Mereka memotivasi yang lain dengan visi tentang apa yang mereka coba meraih dan
mendorong tim untuk memikirkan cara sampai ke sana. Realita, kepemimpinan yang
memberdayakan menanggapi dan mencari fakta-fakta tentang apa yang sebenarnya
sedang terjadi. Mereka tetap menjaga agar kaki mereka tetap menginjak bumi
dengan secara teratur “memeriksa realita” dan tidak mudah terpedaya atau
mengabaikan tanda-tanda peringatan. Mereka menyadari akan keberadaan orang lain
dan keberadan mereka sendiri.
Pemimpin yang
memberdayakan sensitif terhadap orang (sesama manusia), siap memenuhi kebutuhan
orang lain dan melakukannya dengan cara etis yang akan membangun saling percaya
dan menghormati. Keberanian, pemimpin yang memberdayakan adalah pemimpin yang
siap bernisiatif dan mau mengambil resiko. Mereka tidak terbelenggu oleh
cara-cara lama dalam menangani sesuatu di masa lalu atau oleh
ketakutan-ketakutan akan kesalahan yang tidak beralasan.
1.2.Rumusan Masalah
1.
Apa itu
pemberdayaan Masyarakat dan pemberdayaan sejati ?
2.
Bagaimana Proses
Pemberdayaan Masyarakat ?
3.
Bagaiaman Strategi dan Pendekatan Pemberdayaan Masyarakat ?
4.
Bagaimana proses partisipasi
masyarakat ?
5.
Apa manfaat partisipasi
masyarakat ?
6.
Faktor apa saja yang yang
mempengaruhi partsispasi ?
BAB II
PEMBAHASAN
2.1.
Pemberdayaan masyarakat
Pemberdayaan
masyarakat dapat diartikan sebagai suatu upaya untuk memulihkan atau
meningkatkan keberdayaan suatu komunitas agar mampu berbuat sesuai dengan
harkat dan martabat mereka dalam melaksanakan hak – hak dan tanggung jawab
mereka sebagai komunitas manusia dan warga negara.
Tujuan
akhir pemberdayaan masyarakat adalah pulihnya nilai – nilai manusia sesuai
harkat dan martabatnya sebagai pribadi yang unik, merdeka dan mandiri. (1) unik
dalam konteks kemajemukan manusia;(2)merdeka dari segala belenggu internal
maupun eksternal termasuk belenggu keduniawian dan kemiskinan (3) mandiri untuk
mampu menjadi programer bagi dirinya dan bertangung jawab terhadap diri sendiri
dan sesama.
2.2. Pemberdayaan Sejati
Pemberdayaan
Sejati adalah upaya pembebasan ,pemulihan dan transformasi sosial melalui
penguatan nilai-nilai universal manusia menuju kearah kemandirian masyarakat
(zen ibrahim bajammal).
Wujud
dari keberdayaan sejati adalah kepedulian, kejujuran, bertindak adil, tidak
mementingkan diri sendiri dan sifat – sifat baik lainnya. Manusia – manusia
berdaya tidak akan merusak dan merugikan orang lain tetapi memberikan cinta
kasih yang ada dalam dirinya kepada orang lain dengan tulus sehingga hidupnya
bermakna bagi dirinya dan memberikan manfaat bagi lingkungan. Terciptanya
komunitas yang berdaya seperti inilah yang akan bisa menanggulangi kemiskinan
yang diakibatkan oleh lunturnya nilai – nilai kemanusiaan.
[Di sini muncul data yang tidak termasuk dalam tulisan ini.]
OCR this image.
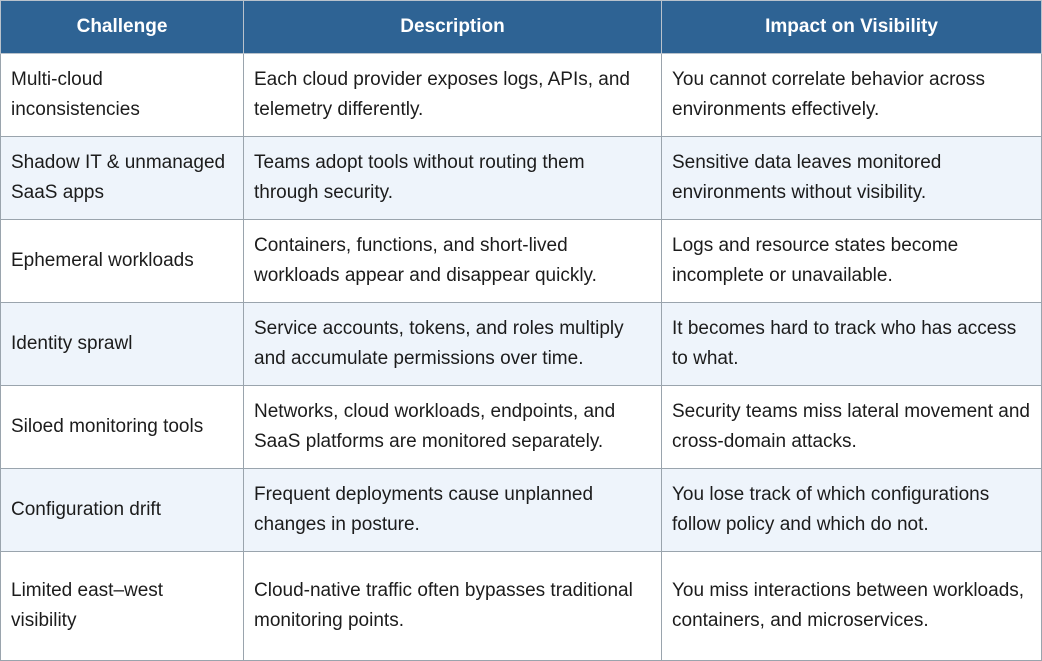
Challenge	Description	Impact on Visibility
Multi-cloud inconsistencies	Each cloud provider exposes logs, APIs, and telemetry differently.	You cannot correlate behavior across environments effectively.
Shadow IT & unmanaged SaaS apps	Teams adopt tools without routing them through security.	Sensitive data leaves monitored environments without visibility.
Ephemeral workloads	Containers, functions, and short-lived workloads appear and disappear quickly.	Logs and resource states become incomplete or unavailable.
Identity sprawl	Service accounts, tokens, and roles multiply and accumulate permissions over time.	It becomes hard to track who has access to what.
Siloed monitoring tools	Networks, cloud workloads, endpoints, and SaaS platforms are monitored separately.	Security teams miss lateral movement and cross-domain attacks.
Configuration drift	Frequent deployments cause unplanned changes in posture.	You lose track of which configurations follow policy and which do not.
Limited east–west visibility	Cloud-native traffic often bypasses traditional monitoring points.	You miss interactions between workloads, containers, and microservices.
2.3. Proses Pemberdayaan Masyarakat
Maksud
pemberdayaan masyarakat adalah meningkatkan kemampuan dan kemandirian
masyarakat dalam meningkatkan taraf hidupnya (tujuan umum). Dalam proses
tersebut masyarakat bersama-sama melakukan hal-hal berikut:
a) Mengidentifikasi
dan mengkaji permasalahan, potensinya serta peluang
Tahap ini
sering dikenal dengan “kajian keadaan pedesaan partisipatif” atau sering
dikenal dengan Participatory Rural Appraisal (PRA). PRA adalah
suatu pendekatan yang memanfaatkan macam-macam teknik visualisasi (misalnya
gambar, tabel dan bentuk/diagram) untuk proses analisa keadaan. Kegiatan ini
dimaksudkan agar masyarakat mampu dan percaya diri dalam mengidentifikasi serta
menganalisa kedaannya, baik potensi maupun permasalahannya. Pada tahap ini
diharapkan dapat diperoleh gambaran mengenai aspek sosial, ekonomi dan kelembagaan.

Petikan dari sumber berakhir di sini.